I am attempting to use Gensim's Mallet wrapper. When I run the following code:
import os
import gensim
os.environ.update({
'MALLET_HOME':
r":C\Users\me\OneDrive - My Company\Documents\Projects\Current\mallet-2.0.8"
})
lda_mallet = gensim.models.wrappers.LdaMallet(
r"C:\Users\me\OneDrive - My Company\Documents\Projects\Current\mallet-2.0.8\bin\mallet",
corpus=corpus,
num_topics=10,
id2word=id_dict)
I am thrown the following errors:
'C:\Users\me\OneDrive' is not recognized as an internal or external command,
operable program or batch file.
subprocess.CalledProcessError: Command 'C:\Users\me\OneDrive - My Company\Documents\Projects\Current\mallet-2.0.8\bin\mallet import-file --preserve-case --keep-sequence --remove-stopwords --token-regex "\S+" --input C:\Users\me\AppData\Local\Temp\17fe21_corpus.txt --output C:\Users\me\AppData\Local\Temp\17fe21_corpus.mallet' returned non-zero exit status 1.

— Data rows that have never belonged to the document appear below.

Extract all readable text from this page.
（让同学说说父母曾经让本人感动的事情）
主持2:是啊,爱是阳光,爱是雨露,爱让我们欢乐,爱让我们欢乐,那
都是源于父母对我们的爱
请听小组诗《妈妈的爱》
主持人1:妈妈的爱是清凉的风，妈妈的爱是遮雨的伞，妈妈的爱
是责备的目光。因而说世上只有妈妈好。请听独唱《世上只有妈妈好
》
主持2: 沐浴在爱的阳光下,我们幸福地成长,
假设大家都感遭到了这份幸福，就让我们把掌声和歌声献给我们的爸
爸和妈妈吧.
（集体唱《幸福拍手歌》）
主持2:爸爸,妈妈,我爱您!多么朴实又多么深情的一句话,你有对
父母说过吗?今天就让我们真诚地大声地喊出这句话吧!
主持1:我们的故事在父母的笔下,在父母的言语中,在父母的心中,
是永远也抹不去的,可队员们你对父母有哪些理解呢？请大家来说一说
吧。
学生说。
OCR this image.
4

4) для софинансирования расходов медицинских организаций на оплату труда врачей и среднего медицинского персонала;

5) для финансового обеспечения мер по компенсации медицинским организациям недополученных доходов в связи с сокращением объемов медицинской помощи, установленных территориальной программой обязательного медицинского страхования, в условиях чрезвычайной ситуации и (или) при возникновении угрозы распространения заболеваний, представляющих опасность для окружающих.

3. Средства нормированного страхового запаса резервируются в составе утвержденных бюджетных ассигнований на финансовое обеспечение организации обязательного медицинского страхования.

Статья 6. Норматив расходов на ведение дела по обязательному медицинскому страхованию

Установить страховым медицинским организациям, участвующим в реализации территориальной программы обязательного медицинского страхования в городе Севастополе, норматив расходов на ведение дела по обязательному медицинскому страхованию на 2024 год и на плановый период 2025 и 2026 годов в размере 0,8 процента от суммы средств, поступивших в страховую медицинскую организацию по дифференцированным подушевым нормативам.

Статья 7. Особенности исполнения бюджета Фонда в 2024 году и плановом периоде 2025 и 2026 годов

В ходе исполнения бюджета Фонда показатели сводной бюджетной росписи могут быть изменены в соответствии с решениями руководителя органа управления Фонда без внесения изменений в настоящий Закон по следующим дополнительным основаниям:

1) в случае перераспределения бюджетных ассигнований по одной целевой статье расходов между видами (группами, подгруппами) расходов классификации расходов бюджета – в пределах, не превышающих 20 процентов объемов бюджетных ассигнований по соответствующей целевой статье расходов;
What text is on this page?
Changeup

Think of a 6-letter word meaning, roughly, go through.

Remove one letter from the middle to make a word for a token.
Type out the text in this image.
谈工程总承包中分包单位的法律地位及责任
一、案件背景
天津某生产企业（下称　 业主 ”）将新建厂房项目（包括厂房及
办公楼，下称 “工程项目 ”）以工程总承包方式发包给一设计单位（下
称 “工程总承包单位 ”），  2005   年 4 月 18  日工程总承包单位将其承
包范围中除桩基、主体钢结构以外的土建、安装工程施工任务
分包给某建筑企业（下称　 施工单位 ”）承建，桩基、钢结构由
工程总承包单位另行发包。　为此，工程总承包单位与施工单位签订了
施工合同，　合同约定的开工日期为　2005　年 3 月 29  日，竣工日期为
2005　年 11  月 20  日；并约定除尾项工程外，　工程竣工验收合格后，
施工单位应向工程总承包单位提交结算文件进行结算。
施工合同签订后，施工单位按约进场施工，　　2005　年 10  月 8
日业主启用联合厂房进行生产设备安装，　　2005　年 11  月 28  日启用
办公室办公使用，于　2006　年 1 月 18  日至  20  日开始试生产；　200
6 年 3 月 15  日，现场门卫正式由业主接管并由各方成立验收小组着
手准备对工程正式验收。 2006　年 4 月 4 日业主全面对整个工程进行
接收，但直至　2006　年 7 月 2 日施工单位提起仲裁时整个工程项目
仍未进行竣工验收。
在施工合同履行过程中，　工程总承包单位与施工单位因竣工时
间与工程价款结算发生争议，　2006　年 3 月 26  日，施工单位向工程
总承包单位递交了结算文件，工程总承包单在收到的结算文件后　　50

After exhaustive online searches, I have found many proposed solutions that unfortunately do not resolve my issue.
Since the first error message does not print the entire path, I believe the spaces are the cause of the issue.
Unfortunately, my company requires that I use this directory and I cannot change the name. Is there a way to "escape" the spaces in order to run my code?
Well, that's easy, LdaMallet
class is a badly written piece of software, report this as a bug to its creators.